Provinsi Lampung dengan pemenuhan energi listrik melalui PLTU yang salah satunya PLTU Sebalang, menurutnya telah memberikan dampak terhadap masyarakat yang berakibat pada wilayah tangkap nelayan serta beberapa kasus sebelumnya mengenai akses jalan publik masyarakat.
Ia menilai stockpile batubara yang menjamur di Lampung yang diduga ilegal memberikan dampak kesehatan kepada masyarakat di sekitaran Desa Sukaraja dan masyarakat banyak mengalami ISPA dan penyakit kulit akibat debu batubara yang dihasilkan dari stockpile.
“Karena itu penting mendorong dan memastikan negara untuk melakukan transisi energi yang bersih, adil dan berkelanjutan sebagai upaya pemenuhan energi yang pastisipatif dan berpihak kepada masyarakat,” ungkapnya.
Direktur LBH Padang, Diki Rafiqi juga menegaskan bahwa negara telah gagal memenuhi kewajiban dasarnya dalam menjamin hak asasi manusia.
Dia melaporkan, warga di sekitar PLTU, khususnya di PLTU Ombilin dan PLTU Teluk Sirih di Sumatera Barat dibiarkan tanpa perlindungan, meski hidup dalam bayang-bayang ancaman kesehatan dan keselamatan akibat aktivitas PLTU.
“Negara membiarkan rakyatnya bertaruh nyawa demi kelangsungan hidup sehari-hari,” sesalnya.
Sementara itu, Sahwan dari Yayasan Anak Padi Lahat, juga mengatakan bahwa Lahat sebagai salah satu daerah yang merupakan penghasil terbesar batu bara di Provinsi Sumatera Selatan telah memberi dampak buruk terhadap lingkungan dimana bentang alam yang sangat indah sekitar Bukit Serelo kini berubah menjadi lubang tambang yang besar.

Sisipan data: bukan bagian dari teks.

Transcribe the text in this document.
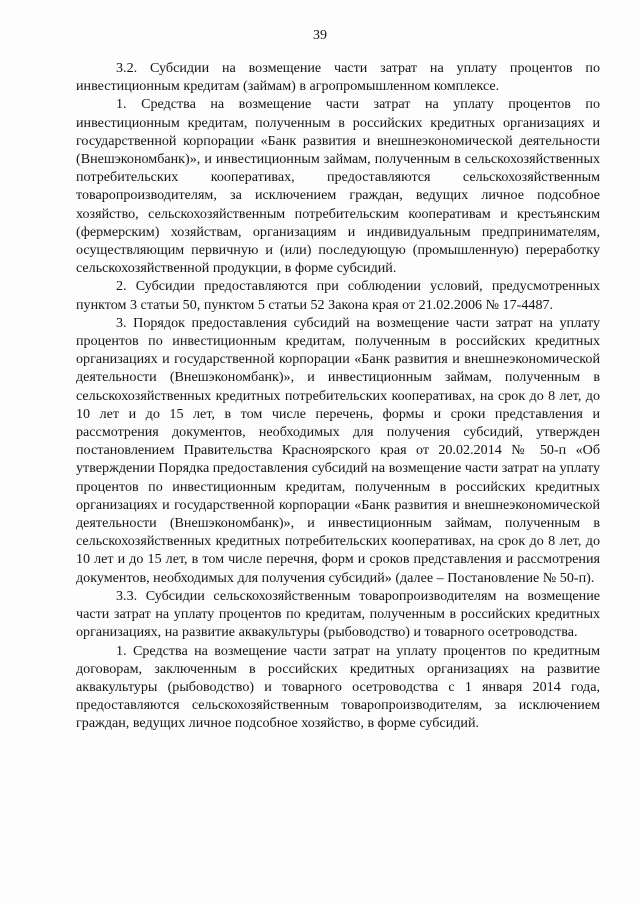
39

3.2. Субсидии на возмещение части затрат на уплату процентов по инвестиционным кредитам (займам) в агропромышленном комплексе.

1. Средства на возмещение части затрат на уплату процентов по инвестиционным кредитам, полученным в российских кредитных организациях и государственной корпорации «Банк развития и внешнеэкономической деятельности (Внешэкономбанк)», и инвестиционным займам, полученным в сельскохозяйственных потребительских кооперативах, предоставляются сельскохозяйственным товаропроизводителям, за исключением граждан, ведущих личное подсобное хозяйство, сельскохозяйственным потребительским кооперативам и крестьянским (фермерским) хозяйствам, организациям и индивидуальным предпринимателям, осуществляющим первичную и (или) последующую (промышленную) переработку сельскохозяйственной продукции, в форме субсидий.

2. Субсидии предоставляются при соблюдении условий, предусмотренных пунктом 3 статьи 50, пунктом 5 статьи 52 Закона края от 21.02.2006 № 17-4487.

3. Порядок предоставления субсидий на возмещение части затрат на уплату процентов по инвестиционным кредитам, полученным в российских кредитных организациях и государственной корпорации «Банк развития и внешнеэкономической деятельности (Внешэкономбанк)», и инвестиционным займам, полученным в сельскохозяйственных кредитных потребительских кооперативах, на срок до 8 лет, до 10 лет и до 15 лет, в том числе перечень, формы и сроки представления и рассмотрения документов, необходимых для получения субсидий, утвержден постановлением Правительства Красноярского края от 20.02.2014 № 50-п «Об утверждении Порядка предоставления субсидий на возмещение части затрат на уплату процентов по инвестиционным кредитам, полученным в российских кредитных организациях и государственной корпорации «Банк развития и внешнеэкономической деятельности (Внешэкономбанк)», и инвестиционным займам, полученным в сельскохозяйственных кредитных потребительских кооперативах, на срок до 8 лет, до 10 лет и до 15 лет, в том числе перечня, форм и сроков представления и рассмотрения документов, необходимых для получения субсидий» (далее – Постановление № 50-п).

3.3. Субсидии сельскохозяйственным товаропроизводителям на возмещение части затрат на уплату процентов по кредитам, полученным в российских кредитных организациях, на развитие аквакультуры (рыбоводство) и товарного осетроводства.

1. Средства на возмещение части затрат на уплату процентов по кредитным договорам, заключенным в российских кредитных организациях на развитие аквакультуры (рыбоводство) и товарного осетроводства с 1 января 2014 года, предоставляются сельскохозяйственным товаропроизводителям, за исключением граждан, ведущих личное подсобное хозяйство, в форме субсидий.
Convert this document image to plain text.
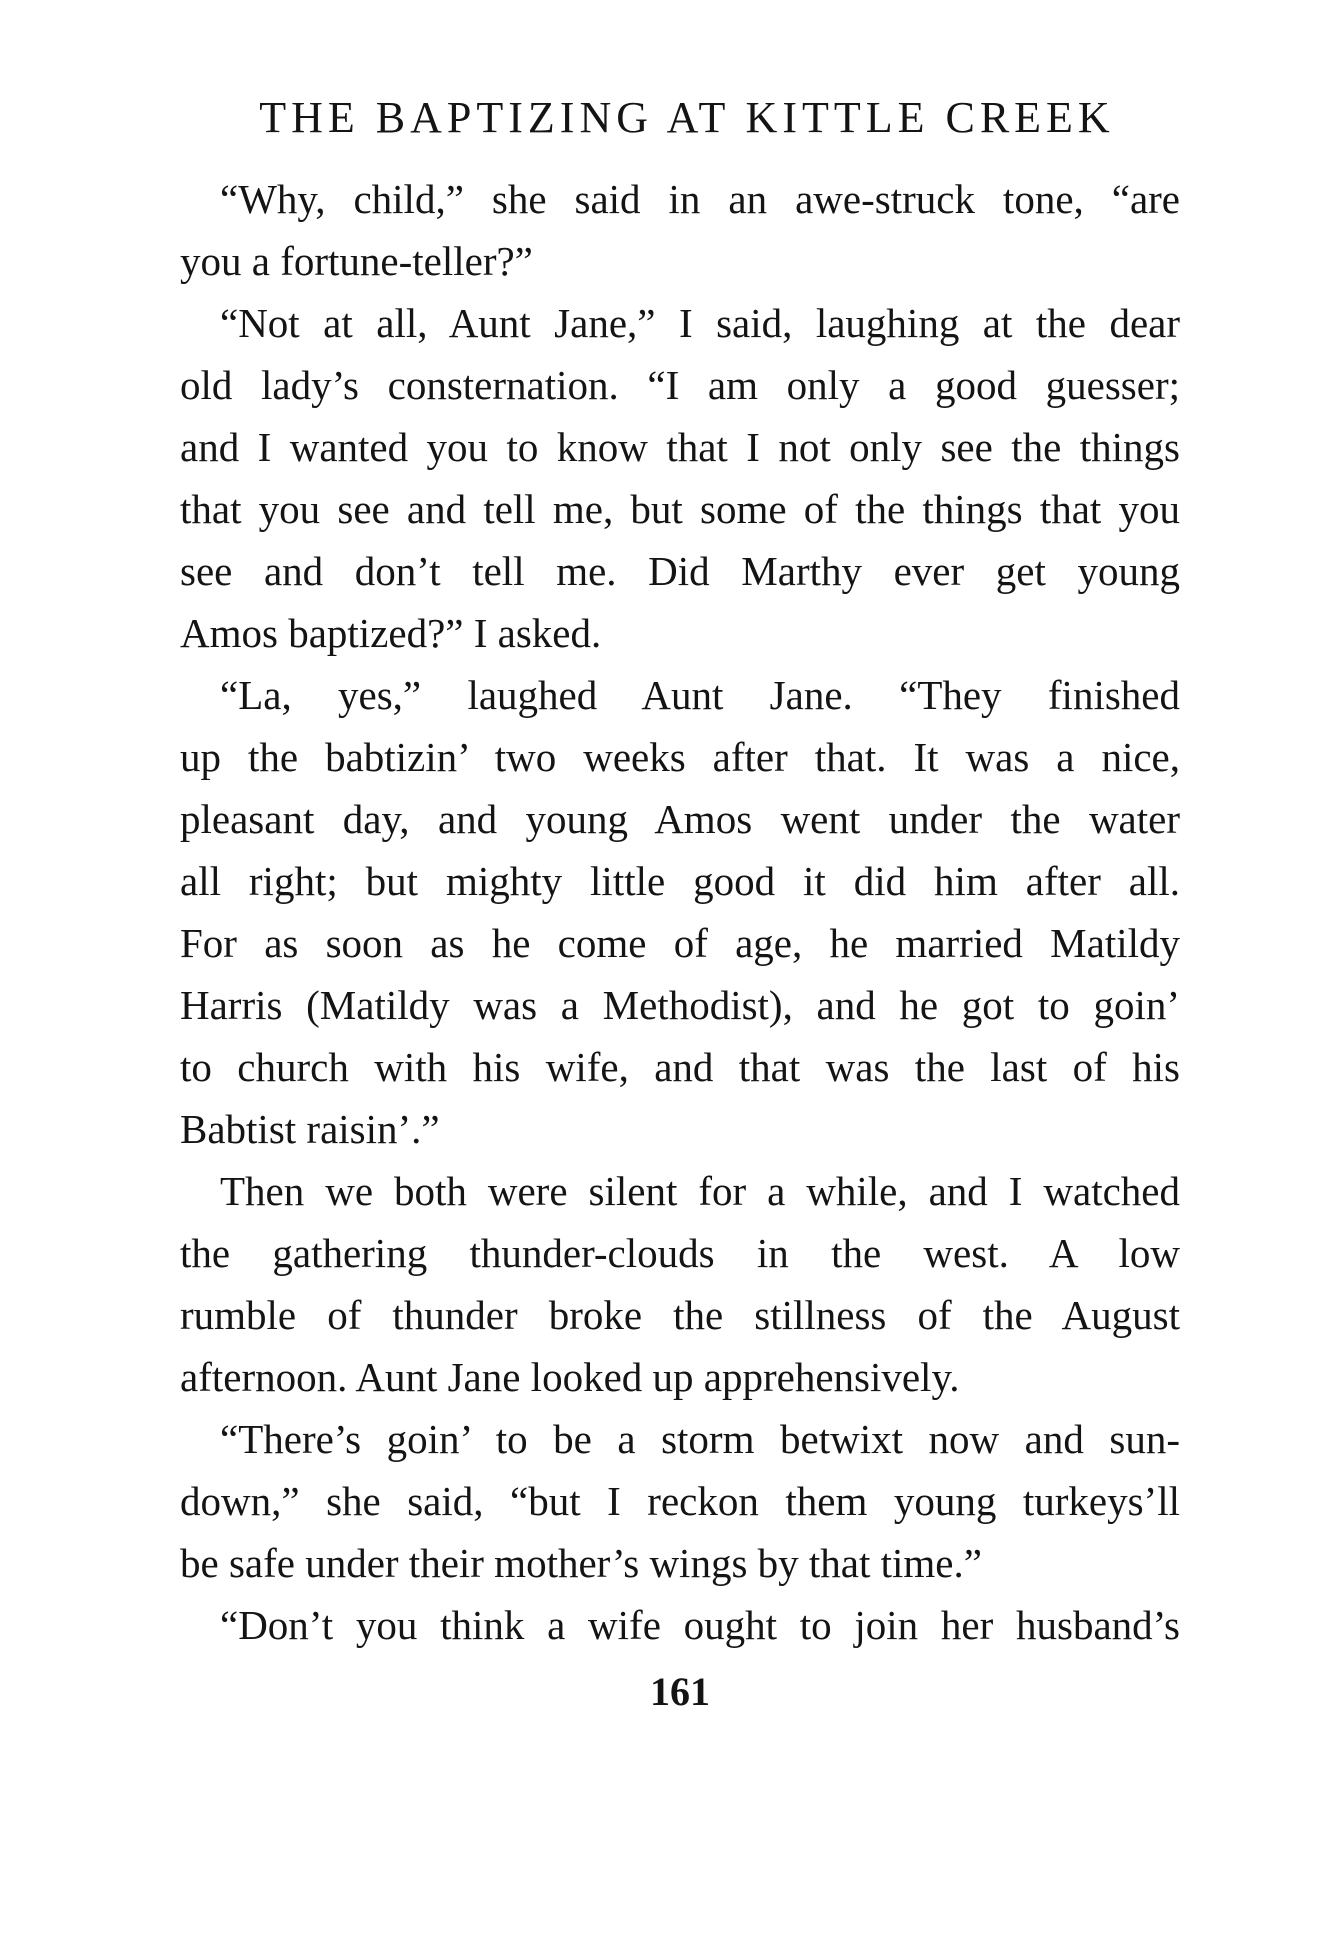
THE BAPTIZING AT KITTLE CREEK
“Why, child,” she said in an awe-struck tone, “are
you a fortune-teller?”
“Not at all, Aunt Jane,” I said, laughing at the dear
old lady’s consternation. “I am only a good guesser;
and I wanted you to know that I not only see the things
that you see and tell me, but some of the things that you
see and don’t tell me. Did Marthy ever get young
Amos baptized?” I asked.
“La, yes,” laughed Aunt Jane. “They finished
up the babtizin’ two weeks after that. It was a nice,
pleasant day, and young Amos went under the water
all right; but mighty little good it did him after all.
For as soon as he come of age, he married Matildy
Harris (Matildy was a Methodist), and he got to goin’
to church with his wife, and that was the last of his
Babtist raisin’.”
Then we both were silent for a while, and I watched
the gathering thunder-clouds in the west. A low
rumble of thunder broke the stillness of the August
afternoon. Aunt Jane looked up apprehensively.
“There’s goin’ to be a storm betwixt now and sun-
down,” she said, “but I reckon them young turkeys’ll
be safe under their mother’s wings by that time.”
“Don’t you think a wife ought to join her husband’s
161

Saat musim hujan, banjir selalu menghantui warga karena penyempitan dan pendangkalan sungai akibat aktivitas pertambangan.
Ia melaporkan, di Lahat juga terdapat PLTU Keban Agung dan di sekitar PLTU ini ada petani yang mengaku penghasilnya menurun sejak PLTU ini beroperasi.
Boni dari Perwakilan Perkumpulan Sumsel Bersih melaporkan bahwa sepanjang 2024-2025 Provinsi Sumatera Selatan diterpa bencana alam mulai dari banjir hingga kebakaran hutan yang disebabkan kerusakan lingkungan.
Ia menilai percepatan transisi energi yang adil dan berkelanjutan merupakan hal yang penting dilakukan oleh Pemerintah Provinsi Sumatera Selatan guna memitigasi kerusakan lingkungan.
“Kami menyerukan stop dan evaluasi pembangunan PLTU batubara baru di Provinsi Sumsel karena setiap pembangunan PLTU dan tambang akan berbanding lurus dengan hilangnya lahan pertanian dan perkebunan yang menjadi sumber perekonomian masyarakat,” ujarnya.
Sementara saat ini, bauran energi Provinsi Sumsel sebesar 24,14% telah melebihi target baur energi nasional dengan Energi Baru dan Terbarukan (EBT) yang terpasang saat ini sebesar 989,12 MW.
“Maka seharusnya, dalam mewujudkan transisi energi, Sumsel harus berani mengajukan pengurangan PLTU batubara sebesar kapoasitas pembangkit EBT yang telah terpasang,” kata Boni.
Perwakilan Koalisi Aksi Penyelamat Lingkungan (KAPL), Arlan menambahkan bahwa Sungai Musi sebagai jantung perekonomian masyarakat Sumsel harus segera diselamatkan dari dampak negatif keberadaan angkutan batubara dan stockpile batubara yang menyebakan terjadinya pendangkalan dan tercemarnya sungai tersebut.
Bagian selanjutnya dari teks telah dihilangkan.